Für Demokratiepolitische Bildung und für Medienkompetenz ist die Erwachsenenbildung essenziell!

Viele west- und mitteleuropäische politische Systeme befinden sich mitten in Prozessen der Veränderungen, deren Ausgang noch weitgehend ungewiss ist. Diese Veränderungen gehen in einer Geschwindigkeit vor sich, die bis dato noch nicht zu beobachten war. Dass Änderungen im politischen System notwendig sind, zeichnet sich auch in Österreich schon seit einiger Zeit ab. Ein Patentrezept, was zu ändern wäre, gibt es allerdings nicht. Selbst die so hochgelobte „direkte Demokratie“ wird für sich alleine keine wesentlichen Änderungen bringen.

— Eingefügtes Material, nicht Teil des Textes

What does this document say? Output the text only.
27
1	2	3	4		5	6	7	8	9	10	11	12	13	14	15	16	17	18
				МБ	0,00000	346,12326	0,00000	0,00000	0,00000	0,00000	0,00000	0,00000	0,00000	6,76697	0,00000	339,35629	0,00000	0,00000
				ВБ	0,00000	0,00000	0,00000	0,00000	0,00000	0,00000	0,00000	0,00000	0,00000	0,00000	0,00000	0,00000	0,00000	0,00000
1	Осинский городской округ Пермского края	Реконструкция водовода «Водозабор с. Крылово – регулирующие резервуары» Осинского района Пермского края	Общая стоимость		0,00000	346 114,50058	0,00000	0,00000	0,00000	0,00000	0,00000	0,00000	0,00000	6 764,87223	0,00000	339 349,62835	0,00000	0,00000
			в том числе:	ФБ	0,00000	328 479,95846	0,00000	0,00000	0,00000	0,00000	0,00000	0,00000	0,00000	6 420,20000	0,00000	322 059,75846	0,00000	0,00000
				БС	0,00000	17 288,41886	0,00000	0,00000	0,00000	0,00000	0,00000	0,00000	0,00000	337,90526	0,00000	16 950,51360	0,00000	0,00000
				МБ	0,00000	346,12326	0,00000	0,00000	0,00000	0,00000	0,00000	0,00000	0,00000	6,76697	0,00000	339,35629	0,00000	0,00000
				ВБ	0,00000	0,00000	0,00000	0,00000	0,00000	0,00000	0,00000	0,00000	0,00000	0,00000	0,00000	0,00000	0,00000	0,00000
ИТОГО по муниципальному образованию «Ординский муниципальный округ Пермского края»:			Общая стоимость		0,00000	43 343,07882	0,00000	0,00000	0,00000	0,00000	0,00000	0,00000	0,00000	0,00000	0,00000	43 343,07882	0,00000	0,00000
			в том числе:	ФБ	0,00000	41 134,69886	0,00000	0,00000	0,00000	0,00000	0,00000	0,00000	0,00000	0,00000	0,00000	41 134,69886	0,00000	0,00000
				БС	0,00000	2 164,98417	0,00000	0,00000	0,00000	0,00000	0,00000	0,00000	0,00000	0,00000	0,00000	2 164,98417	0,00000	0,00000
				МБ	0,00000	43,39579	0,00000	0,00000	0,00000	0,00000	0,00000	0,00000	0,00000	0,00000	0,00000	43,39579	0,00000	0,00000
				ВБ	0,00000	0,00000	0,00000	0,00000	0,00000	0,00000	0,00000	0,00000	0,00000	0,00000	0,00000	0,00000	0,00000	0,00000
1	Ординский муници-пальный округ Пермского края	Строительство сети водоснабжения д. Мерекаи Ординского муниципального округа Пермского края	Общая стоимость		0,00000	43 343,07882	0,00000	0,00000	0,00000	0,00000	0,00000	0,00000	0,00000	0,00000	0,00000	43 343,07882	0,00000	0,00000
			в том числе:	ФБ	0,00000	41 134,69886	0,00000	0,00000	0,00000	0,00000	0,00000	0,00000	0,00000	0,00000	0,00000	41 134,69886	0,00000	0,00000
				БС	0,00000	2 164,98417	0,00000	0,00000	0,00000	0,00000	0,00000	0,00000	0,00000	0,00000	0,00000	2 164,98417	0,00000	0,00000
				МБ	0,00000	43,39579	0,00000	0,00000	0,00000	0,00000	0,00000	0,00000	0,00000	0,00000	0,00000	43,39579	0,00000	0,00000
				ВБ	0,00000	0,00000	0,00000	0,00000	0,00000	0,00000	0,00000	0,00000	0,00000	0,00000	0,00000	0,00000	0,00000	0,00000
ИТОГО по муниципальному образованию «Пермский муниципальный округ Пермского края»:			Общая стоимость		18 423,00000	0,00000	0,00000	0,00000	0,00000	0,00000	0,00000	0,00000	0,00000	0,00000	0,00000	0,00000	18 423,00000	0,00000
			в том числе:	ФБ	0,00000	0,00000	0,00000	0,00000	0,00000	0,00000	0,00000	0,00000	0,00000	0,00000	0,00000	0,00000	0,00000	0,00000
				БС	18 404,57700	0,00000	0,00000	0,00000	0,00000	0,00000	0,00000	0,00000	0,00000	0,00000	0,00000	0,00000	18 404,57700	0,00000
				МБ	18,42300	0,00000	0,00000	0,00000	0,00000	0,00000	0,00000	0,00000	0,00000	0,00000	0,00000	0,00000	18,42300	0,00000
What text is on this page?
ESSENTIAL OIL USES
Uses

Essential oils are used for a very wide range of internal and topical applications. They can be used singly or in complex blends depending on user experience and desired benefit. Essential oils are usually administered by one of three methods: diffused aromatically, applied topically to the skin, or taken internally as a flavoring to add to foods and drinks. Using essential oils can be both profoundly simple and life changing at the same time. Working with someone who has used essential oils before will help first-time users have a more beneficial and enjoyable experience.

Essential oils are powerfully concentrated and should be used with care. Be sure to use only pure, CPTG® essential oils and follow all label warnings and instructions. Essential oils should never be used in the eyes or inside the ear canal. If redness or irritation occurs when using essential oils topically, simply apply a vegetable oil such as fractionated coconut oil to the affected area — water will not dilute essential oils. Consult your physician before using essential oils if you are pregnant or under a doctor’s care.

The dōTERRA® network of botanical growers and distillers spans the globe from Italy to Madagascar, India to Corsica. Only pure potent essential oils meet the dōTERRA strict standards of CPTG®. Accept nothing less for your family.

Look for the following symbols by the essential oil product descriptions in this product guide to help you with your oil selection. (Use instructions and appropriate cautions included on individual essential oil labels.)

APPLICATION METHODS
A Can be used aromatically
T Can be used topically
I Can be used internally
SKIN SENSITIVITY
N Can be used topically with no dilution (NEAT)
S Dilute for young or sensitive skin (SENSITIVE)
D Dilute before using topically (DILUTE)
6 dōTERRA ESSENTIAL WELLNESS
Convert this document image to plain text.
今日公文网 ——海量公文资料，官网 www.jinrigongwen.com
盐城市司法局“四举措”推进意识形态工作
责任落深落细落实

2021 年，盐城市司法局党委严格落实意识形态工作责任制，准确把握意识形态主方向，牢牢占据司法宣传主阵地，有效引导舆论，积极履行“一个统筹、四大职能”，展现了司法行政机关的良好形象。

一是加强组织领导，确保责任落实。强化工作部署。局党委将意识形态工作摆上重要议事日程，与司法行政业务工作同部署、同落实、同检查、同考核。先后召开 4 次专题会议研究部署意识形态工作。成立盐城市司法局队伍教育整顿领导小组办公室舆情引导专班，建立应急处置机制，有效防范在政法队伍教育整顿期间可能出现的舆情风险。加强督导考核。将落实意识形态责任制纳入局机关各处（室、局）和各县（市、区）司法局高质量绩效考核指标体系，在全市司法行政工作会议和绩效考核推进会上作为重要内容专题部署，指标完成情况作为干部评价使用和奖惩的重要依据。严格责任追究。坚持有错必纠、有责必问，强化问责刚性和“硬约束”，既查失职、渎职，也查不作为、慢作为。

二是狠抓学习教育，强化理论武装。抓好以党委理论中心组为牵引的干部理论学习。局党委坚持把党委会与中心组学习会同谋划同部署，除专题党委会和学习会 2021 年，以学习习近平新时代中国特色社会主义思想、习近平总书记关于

Sie wird wahrscheinlich die Beteiligung der Mittelschichten an den politischen Prozessen verbessern. Und wir haben guten Grund zur Annahme, dass sich die Skepsis, die beispielsweise Menschen mit Erstausbildungsniveaus unterhalb von Matura und Lehre vielen Formen der Politik entgegenbringen, sich dadurch nicht verringern wird. Auch die Ohnmachtsgefühle in Bezug auf das Einbringen in politische Prozesse werden aller Wahrscheinlichkeit nach nicht geringer werden.

Wir leben in einer hoch medialisierten Gesellschaft, in der es immer schwieriger wird die vielen Nachrichten, die über die unterschiedlichsten Medien verbreitet werden, zu beurteilen. Wo haben wir seriöse Nachrichten und Information, wo handelt es sich um eine Satire, wo gar um „fake news“? Gleichzeitig kann die Bedeutung der Medien, insbesondere von kritischem Journalismus für die Entwicklung der Demokratie, nicht oft genug betont werden.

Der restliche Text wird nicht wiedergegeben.